Angela Smith, Cleveland Clinic’s senior director of corporate communications, said she could not provide more detailed information at this time about the site for the CID. That includes sharing an official map of upcoming Clinic construction projects like the one shown at the Clinic’s inaugural Construction Supplier Diversity and Inclusion Day.

Source map from the Cleveland Clinic's first suppliers networking event held April 6, 2022.

This was the slide that got much of the attention at the Cleveland Clinic’s inaugural Construction Supplier Diversity and Inclusion Day held on April 6 (Blaine Griffin).

“This was for presentation purposes only,” Smith said of the map. “We do not have a final image to share.”

At most other times, the Clinic’s 100,000-square-foot expansion of the Cole Eye Institute would be a big story. Instead, this project plus a renovation of the 1998-built Cole Eye Institute on Euclid Avenue at East 105th Street isn’t getting the same attention. It will, however, boost the East 105th corridor which is seeing a lot of development activity from Circle North, to Circle Square, to the Fairfax Market and Meijer store, to the Square 105 development.
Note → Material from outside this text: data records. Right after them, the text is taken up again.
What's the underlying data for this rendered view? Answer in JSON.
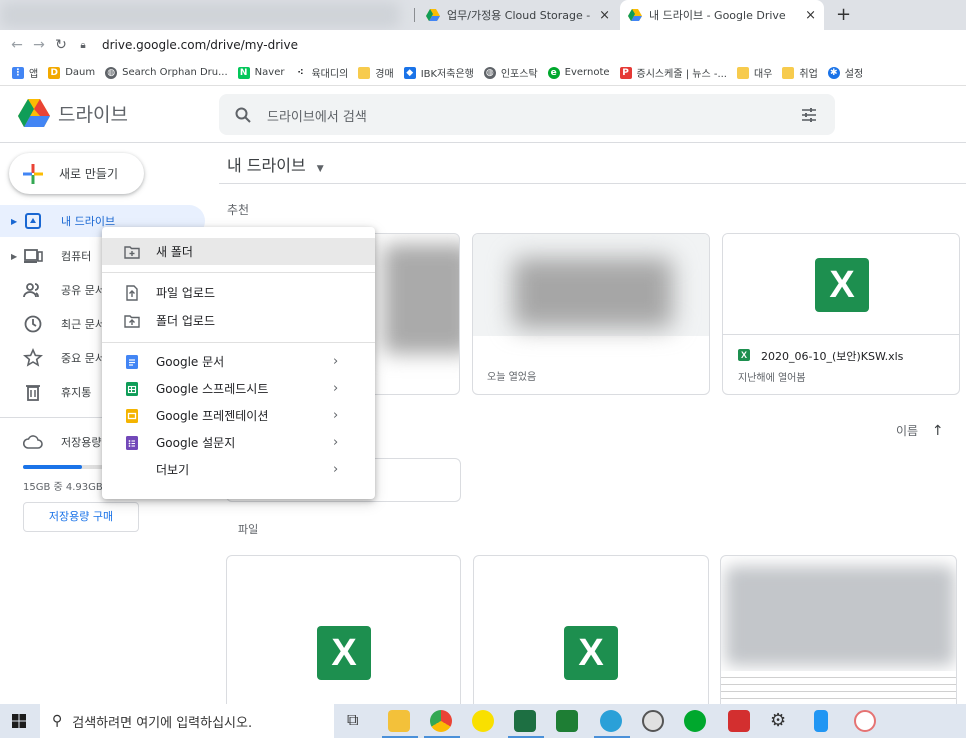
{
  "browser": {
    "tabs": [
      {
        "title": "업무/가정용 Cloud Storage - Go",
        "close": "×"
      },
      {
        "title": "내 드라이브 - Google Drive",
        "close": "×"
      }
    ],
    "new_tab": "+",
    "url": "drive.google.com/drive/my-drive",
    "bookmarks": [
      {
        "label": "앱",
        "icon": "apps-grid-icon",
        "color": "#4285f4"
      },
      {
        "label": "Daum",
        "icon": "daum-icon",
        "color": "#f2a900"
      },
      {
        "label": "Search Orphan Dru...",
        "icon": "globe-icon",
        "color": "#5f6368"
      },
      {
        "label": "Naver",
        "icon": "naver-icon",
        "color": "#03c75a"
      },
      {
        "label": "육대디의",
        "icon": "dots-icon",
        "color": "#202124"
      },
      {
        "label": "경매",
        "icon": "folder-icon",
        "color": "#f7cb4d"
      },
      {
        "label": "IBK저축은행",
        "icon": "ibk-icon",
        "color": "#1a73e8"
      },
      {
        "label": "인포스탁",
        "icon": "globe-icon",
        "color": "#5f6368"
      },
      {
        "label": "Evernote",
        "icon": "evernote-icon",
        "color": "#00a82d"
      },
      {
        "label": "증시스케줄 | 뉴스 -...",
        "icon": "p-icon",
        "color": "#e53935"
      },
      {
        "label": "대우",
        "icon": "folder-icon",
        "color": "#f7cb4d"
      },
      {
        "label": "취업",
        "icon": "folder-icon",
        "color": "#f7cb4d"
      },
      {
        "label": "설정",
        "icon": "gear-icon",
        "color": "#1a73e8"
      }
    ]
  },
  "drive": {
    "title": "드라이브",
    "search_placeholder": "드라이브에서 검색",
    "new_button": "새로 만들기",
    "sidebar": [
      {
        "label": "내 드라이브",
        "icon": "my-drive-icon",
        "active": true
      },
      {
        "label": "컴퓨터",
        "icon": "computer-icon"
      },
      {
        "label": "공유 문서",
        "icon": "shared-icon"
      },
      {
        "label": "최근 문서",
        "icon": "clock-icon"
      },
      {
        "label": "중요 문서",
        "icon": "star-icon"
      },
      {
        "label": "휴지통",
        "icon": "trash-icon"
      }
    ],
    "storage_label": "저장용량",
    "storage_used_text": "15GB 중 4.93GB",
    "storage_used_fraction": 0.33,
    "buy_storage": "저장용량 구매",
    "breadcrumb": "내 드라이브",
    "suggested_label": "추천",
    "suggested": [
      {
        "name": "",
        "sub": ""
      },
      {
        "name": "",
        "sub": "오늘 열었음"
      },
      {
        "name": "2020_06-10_(보안)KSW.xls",
        "sub": "지난해에 열어봄"
      }
    ],
    "sort_label": "이름",
    "files_label": "파일"
  },
  "context_menu": {
    "items": [
      {
        "label": "새 폴더",
        "icon": "new-folder-icon"
      },
      {
        "label": "파일 업로드",
        "icon": "file-upload-icon"
      },
      {
        "label": "폴더 업로드",
        "icon": "folder-upload-icon"
      },
      {
        "label": "Google 문서",
        "icon": "docs-icon",
        "color": "#4285f4"
      },
      {
        "label": "Google 스프레드시트",
        "icon": "sheets-icon",
        "color": "#0f9d58"
      },
      {
        "label": "Google 프레젠테이션",
        "icon": "slides-icon",
        "color": "#f4b400"
      },
      {
        "label": "Google 설문지",
        "icon": "forms-icon",
        "color": "#7248b9"
      },
      {
        "label": "더보기",
        "icon": ""
      }
    ],
    "chevron": "›"
  },
  "taskbar": {
    "search_placeholder": "검색하려면 여기에 입력하십시오."
  }
}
Construction of the Cole Eye Institute expansion is due to start by the end of this year.

To spread the construction responsibilities, the Clinic hired different general contractors to build the different facilities. Whiting Turner Contracting Co. will build the Cole Eye Institute expansion and renovate the three-story, 120,000-square-foot building facing Euclid. Turner Construction Co. will build the massive new Neurological Institute while the Gilbane Building Co. will be the general contractor for all phases of the new CID facilities.